The peak of Mount Whitney is the highest summit in the contiguous United States, reaching an elevation of 14,505. Although we won’t be breaking this type of elevation record any time soon, it is on our list to hike someday. Maybe with a group of brave souls next summer.
We went to Mount Whitney on a whim while we were staying in Lone Pine, CA. We thought we’d better go see at least a little bit of the Sierra Nevada Mountains up close even though we were still zapped from the tedious drive through Death Valley a few days before.
The drive up to Mount Whitney (and back down) was also a bit tedious, even in a regular car. The elevation changes are great and the roads are windy, but once you get there, it’s a spectacular view. Lots of hikers go through the area, back-packing their gear in to stay for a night or two on their hike to the summit. We hiked about a mile up the side of the mountain, a relatively easy hike when you don’t have 20 more miles to go.
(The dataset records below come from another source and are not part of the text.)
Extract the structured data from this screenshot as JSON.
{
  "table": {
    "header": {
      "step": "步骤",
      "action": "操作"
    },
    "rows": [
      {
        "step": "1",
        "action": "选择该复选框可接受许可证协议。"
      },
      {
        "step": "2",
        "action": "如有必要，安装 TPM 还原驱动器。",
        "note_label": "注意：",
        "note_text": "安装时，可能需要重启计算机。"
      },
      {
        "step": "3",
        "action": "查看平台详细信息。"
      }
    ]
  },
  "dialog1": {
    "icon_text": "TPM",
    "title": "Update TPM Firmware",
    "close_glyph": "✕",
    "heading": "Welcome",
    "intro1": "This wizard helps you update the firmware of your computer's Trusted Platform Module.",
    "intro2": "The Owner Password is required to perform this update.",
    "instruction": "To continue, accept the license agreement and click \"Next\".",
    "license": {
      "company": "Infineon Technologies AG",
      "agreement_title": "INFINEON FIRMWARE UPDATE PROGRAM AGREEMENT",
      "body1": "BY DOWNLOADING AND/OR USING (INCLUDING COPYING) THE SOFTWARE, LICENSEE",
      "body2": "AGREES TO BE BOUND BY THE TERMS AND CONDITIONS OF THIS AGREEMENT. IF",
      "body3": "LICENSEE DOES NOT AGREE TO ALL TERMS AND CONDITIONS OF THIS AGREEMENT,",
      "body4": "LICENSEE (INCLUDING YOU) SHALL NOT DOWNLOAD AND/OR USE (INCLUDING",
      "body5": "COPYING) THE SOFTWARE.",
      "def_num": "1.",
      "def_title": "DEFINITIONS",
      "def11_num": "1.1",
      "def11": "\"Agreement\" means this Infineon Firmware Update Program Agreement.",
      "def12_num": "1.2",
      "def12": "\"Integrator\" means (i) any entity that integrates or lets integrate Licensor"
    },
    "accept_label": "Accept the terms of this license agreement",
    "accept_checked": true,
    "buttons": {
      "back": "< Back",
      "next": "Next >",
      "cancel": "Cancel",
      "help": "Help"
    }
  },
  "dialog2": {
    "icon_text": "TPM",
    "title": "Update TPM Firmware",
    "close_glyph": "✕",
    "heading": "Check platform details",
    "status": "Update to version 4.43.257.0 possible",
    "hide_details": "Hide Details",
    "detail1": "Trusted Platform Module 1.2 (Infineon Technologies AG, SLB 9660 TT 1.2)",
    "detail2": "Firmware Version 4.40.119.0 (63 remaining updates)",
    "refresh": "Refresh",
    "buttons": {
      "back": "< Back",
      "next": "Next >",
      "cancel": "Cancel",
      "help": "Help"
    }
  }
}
Snow-melt around Mount Whitney creates a fast-rushing waterfall near the Mount Whitney campground. We talked to Doug, who runs the general store with his wife for 6-7 months out of the year. He said that the waterfall had a lot less water than usual because of the time of year we were there. Normally there is more rushing water throughout the park area and the sound of the waterfall is even louder. Apparently there are times even within the general store that you have to yell to be heard because of the sound of the water echoing off of the surrounding mountainsides.
As we descended down the windy road from the Mount Whitney campgrounds, the sun was just beginning to set, displaying an array of colors in the sky. Mount Whitney, although holding records as the highest point of elevation in the US, is a hidden gem that not many people explore. It will go on our list as a favorite place to re-visit again someday.